Throbbing Gristle – Part Two

Der gewaltige Mount Kailash auf dem Cover, als Dreingabe der Special Edition ein „Totemic Gift“, in Handarbeit hergestellt aus Knochen, Kupfer, Gummi oder Holz: Das ist keine normale CD – das ist ein Fetisch. Das erste neue Studioalbum seit 25 Jahren. Die endgültige Rückkehr von Throbbing Gristle, derverstörendsten und gefährlichsten Band des letzten Jahrhunderts. Nun sind sie auf einem Major-Label, doch auf dem CD-Info prangt noch immer ein Foto des Krematoriums von Auschwitz-das Logo von Industrial Records, der Plattenfirma der Band. „Industrial“ wurde in den späten Siebzigern zu einem subversiven Stilbegriff, verwandelte sich aber später in ein Metal-Genre, das mit den Ursprüngen nichts zu tun hat: „Heute weiß keiner mehr, was das mal war. Echte Puristen würden uns auslachen für unsere falsche Verwendung des Begriffs Industrial“, entschuldigte sich Trent Reznor vor zwei Jahren im Interview. Natürlich ist der Nine Inch Nails-Häuptling ein glühender Verehrer dieses britischen Anti-Pop- und Anti-Rock-Konsortiums. Dabei waren Genesis P-Orridge, Cosey Fanny Tutti, Chris Carter und Peter Christopherson nur fünf Jahre lang als Band aktiv, von 1976 bis 1981. Selbst die Punks hassten Throbbing Gristle damals wegen ihrer Radikalität.

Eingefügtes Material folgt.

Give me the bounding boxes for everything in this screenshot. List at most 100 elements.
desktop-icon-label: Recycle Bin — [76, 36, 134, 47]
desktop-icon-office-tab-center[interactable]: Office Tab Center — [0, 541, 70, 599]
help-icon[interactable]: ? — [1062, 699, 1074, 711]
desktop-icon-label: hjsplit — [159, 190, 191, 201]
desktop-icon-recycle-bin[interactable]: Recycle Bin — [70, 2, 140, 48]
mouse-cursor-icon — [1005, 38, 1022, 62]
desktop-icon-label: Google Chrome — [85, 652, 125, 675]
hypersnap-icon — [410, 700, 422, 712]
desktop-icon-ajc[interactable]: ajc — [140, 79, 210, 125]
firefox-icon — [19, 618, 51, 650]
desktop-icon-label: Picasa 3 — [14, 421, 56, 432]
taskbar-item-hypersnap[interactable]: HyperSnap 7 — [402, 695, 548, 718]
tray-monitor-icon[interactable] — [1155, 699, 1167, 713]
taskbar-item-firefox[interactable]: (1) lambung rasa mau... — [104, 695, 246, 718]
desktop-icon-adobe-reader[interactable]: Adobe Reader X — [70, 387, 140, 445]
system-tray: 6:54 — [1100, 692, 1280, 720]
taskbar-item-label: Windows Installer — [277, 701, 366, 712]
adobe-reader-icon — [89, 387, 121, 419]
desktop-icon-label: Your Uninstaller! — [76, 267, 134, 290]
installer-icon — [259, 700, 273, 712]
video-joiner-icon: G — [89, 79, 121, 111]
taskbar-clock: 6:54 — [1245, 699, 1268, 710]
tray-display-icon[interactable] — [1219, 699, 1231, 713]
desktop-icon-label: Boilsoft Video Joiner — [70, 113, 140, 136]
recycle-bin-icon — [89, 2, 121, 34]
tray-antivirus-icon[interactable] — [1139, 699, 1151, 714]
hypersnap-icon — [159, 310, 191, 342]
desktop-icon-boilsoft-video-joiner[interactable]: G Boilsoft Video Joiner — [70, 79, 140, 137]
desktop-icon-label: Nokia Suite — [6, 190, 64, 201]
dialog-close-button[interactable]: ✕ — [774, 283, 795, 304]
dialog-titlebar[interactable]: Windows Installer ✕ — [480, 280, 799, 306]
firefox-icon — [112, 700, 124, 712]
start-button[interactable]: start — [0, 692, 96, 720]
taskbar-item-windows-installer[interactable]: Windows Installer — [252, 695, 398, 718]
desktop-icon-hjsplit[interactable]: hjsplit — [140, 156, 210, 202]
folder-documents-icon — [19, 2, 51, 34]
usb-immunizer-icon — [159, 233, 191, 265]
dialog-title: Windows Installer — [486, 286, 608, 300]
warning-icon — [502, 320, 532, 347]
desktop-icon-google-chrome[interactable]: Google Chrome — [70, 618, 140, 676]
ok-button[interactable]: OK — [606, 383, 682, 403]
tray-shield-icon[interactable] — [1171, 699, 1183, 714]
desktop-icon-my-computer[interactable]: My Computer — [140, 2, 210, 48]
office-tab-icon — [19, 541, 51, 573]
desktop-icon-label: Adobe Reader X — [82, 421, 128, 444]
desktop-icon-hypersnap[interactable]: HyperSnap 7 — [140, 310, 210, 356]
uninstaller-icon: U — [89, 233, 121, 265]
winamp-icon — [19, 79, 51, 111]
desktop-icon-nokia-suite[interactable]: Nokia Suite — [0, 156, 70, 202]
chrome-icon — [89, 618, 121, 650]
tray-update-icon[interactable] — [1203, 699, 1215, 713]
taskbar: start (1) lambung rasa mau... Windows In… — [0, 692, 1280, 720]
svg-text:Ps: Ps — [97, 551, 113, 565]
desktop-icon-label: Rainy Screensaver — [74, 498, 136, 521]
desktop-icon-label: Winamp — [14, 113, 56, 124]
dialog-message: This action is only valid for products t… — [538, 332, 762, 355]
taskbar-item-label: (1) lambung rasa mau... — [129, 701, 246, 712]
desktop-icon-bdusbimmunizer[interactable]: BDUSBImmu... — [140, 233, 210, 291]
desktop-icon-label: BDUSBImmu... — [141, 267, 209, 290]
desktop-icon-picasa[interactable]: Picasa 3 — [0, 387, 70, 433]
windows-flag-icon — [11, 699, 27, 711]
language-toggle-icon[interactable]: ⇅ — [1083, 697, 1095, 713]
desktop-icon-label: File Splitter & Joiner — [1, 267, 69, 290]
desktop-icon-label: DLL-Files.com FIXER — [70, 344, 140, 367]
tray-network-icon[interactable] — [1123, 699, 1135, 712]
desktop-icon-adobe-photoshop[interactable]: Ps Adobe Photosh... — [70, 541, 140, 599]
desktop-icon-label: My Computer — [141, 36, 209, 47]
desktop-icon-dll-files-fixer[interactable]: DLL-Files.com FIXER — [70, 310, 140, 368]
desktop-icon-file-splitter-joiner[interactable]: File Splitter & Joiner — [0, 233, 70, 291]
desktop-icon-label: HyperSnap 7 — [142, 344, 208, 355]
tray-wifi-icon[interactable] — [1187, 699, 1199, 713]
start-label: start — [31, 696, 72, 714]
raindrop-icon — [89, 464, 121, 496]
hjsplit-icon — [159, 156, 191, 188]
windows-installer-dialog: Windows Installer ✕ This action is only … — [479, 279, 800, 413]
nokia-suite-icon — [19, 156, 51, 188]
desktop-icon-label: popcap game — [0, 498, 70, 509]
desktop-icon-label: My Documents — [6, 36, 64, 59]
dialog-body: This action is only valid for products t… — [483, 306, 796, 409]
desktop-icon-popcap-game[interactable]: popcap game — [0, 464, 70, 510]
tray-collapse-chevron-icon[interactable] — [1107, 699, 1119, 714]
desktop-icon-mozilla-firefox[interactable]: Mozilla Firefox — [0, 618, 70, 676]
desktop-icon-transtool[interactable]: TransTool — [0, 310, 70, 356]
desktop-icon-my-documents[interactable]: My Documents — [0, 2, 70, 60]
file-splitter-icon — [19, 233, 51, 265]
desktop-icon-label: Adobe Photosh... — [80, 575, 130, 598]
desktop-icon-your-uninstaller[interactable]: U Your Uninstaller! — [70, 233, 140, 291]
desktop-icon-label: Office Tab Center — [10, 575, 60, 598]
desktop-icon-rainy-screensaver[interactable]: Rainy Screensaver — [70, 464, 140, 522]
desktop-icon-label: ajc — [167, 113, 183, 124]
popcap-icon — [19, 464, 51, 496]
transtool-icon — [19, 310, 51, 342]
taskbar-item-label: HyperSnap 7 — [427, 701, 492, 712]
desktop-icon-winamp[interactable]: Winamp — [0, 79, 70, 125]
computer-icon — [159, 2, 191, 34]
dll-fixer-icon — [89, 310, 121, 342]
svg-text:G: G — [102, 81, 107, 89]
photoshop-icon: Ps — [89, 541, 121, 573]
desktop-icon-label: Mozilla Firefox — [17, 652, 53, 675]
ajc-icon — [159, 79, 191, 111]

„Part Two“ ist nun also die Fortsetzung, das Resultat einiger Auftritte, fast immer im Kunst-Kontext. Silvester 2005 gab es in der Berliner Volksbühne eine atemberaubende Performance, eine begleitende Ausstellung in den Kunstwerken, und auch das Album hätte schon vor einem Jahr erscheinen sollen.

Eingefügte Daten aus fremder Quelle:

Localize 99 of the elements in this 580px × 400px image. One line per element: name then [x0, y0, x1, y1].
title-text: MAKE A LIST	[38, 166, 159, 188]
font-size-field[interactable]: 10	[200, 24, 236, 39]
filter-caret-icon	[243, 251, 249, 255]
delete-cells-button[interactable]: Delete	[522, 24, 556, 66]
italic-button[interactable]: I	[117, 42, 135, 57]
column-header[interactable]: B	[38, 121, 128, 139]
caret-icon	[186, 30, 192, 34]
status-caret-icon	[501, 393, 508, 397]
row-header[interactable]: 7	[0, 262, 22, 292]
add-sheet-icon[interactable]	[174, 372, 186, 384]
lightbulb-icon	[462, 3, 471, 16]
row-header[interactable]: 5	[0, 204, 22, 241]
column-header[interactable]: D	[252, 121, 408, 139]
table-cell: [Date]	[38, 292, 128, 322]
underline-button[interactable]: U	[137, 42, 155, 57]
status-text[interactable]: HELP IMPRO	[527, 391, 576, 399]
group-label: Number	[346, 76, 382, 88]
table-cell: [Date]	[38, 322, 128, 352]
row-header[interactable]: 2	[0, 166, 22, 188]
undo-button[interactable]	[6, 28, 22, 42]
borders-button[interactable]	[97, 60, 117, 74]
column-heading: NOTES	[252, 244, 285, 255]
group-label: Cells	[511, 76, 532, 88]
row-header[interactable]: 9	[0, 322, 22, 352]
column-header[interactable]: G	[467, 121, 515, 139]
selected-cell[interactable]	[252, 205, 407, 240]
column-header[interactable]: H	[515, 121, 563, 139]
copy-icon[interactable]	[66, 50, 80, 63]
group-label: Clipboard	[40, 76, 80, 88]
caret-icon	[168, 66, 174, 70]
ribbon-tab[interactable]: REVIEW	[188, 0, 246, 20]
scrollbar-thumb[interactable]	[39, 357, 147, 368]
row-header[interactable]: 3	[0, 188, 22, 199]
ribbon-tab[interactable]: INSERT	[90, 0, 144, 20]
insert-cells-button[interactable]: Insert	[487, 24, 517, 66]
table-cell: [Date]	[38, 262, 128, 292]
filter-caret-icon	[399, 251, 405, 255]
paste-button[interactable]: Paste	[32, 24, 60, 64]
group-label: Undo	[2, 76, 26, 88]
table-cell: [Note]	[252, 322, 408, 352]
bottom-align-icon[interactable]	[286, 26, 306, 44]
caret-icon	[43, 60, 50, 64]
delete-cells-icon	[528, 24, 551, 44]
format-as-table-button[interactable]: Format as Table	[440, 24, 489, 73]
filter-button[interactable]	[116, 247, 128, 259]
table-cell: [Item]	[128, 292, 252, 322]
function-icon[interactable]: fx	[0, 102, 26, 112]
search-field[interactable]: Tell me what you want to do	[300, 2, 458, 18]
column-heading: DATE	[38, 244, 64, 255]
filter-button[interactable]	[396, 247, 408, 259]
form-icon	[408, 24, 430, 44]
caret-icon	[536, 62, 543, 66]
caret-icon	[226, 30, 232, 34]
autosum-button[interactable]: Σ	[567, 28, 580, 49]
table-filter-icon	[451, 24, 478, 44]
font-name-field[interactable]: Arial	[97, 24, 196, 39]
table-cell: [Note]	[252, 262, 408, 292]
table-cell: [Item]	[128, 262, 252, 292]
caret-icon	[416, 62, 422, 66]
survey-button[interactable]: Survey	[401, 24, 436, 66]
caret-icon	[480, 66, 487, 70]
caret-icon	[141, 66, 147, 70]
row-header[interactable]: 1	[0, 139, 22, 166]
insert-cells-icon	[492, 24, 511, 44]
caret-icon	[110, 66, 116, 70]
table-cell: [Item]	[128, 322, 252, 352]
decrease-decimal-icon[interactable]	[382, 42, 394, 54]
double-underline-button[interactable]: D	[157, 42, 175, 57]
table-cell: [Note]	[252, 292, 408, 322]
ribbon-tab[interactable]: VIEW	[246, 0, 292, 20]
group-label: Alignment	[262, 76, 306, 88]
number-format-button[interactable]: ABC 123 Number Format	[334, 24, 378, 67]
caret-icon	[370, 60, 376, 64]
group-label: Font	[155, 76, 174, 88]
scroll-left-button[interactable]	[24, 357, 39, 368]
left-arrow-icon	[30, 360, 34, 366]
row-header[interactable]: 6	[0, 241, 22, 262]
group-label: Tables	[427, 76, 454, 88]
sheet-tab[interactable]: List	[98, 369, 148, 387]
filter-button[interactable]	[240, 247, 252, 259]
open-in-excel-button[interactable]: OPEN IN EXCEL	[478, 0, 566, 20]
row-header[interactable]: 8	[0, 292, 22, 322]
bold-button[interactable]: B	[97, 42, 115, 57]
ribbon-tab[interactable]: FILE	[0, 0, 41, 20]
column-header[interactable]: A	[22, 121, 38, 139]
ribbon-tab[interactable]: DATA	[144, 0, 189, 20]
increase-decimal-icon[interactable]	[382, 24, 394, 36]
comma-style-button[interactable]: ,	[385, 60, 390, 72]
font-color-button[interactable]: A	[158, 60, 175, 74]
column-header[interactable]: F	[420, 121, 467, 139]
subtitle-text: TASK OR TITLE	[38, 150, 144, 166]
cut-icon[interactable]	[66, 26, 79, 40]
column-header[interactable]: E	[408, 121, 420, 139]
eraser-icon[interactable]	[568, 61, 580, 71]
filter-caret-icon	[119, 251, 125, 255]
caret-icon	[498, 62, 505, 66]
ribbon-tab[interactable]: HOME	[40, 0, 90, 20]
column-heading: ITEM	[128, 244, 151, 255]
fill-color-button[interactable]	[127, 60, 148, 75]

Throbbing Gristle sind musikalischer geworden, aber vielleicht liegt es auch daran, dass man heute mehr gewohnt ist, und dass diese nach wie vor recht extremen Stücke ganz fantastisch klingen. Man sollte das sehr laut hören! Es gibt sechs gemeinsame und vier Solo-Kompositionen – sehr groß sind die Unterschiede allerdings nicht. „Almost A Kiss“, der eingängigste Song, steht in der Tradition des Klassikers „Persuasion“. reflektiert Begehren und Verlust auf dunkel romantische Art. „Vow Of Silence“ erinnert stark an das Frühwerk und ist der gelungene Versuch, die rituelle Musik von Naturvölkern auf elektronische Instrumente zu übertragen. „Rabbit Snare“ geht noch weiter in diese Richtung. „Why are you scared? Do you love me?“ fragt Genesis wie ein finsterer Gott, während einzelne Pianotöne, Coseys Kornett und das dröhnende Pochen der Synthesizer eine gespenstische Atmosphäre verbreiten. „Separated“ ist ebenfalls gefährlich ruhig, und „After The Fall“ scheint direkt ins Jenseits zu führen. Neu ist das alles nicht, aber so intensiv und gewaltig, wie es nur Throbbing Gristle können.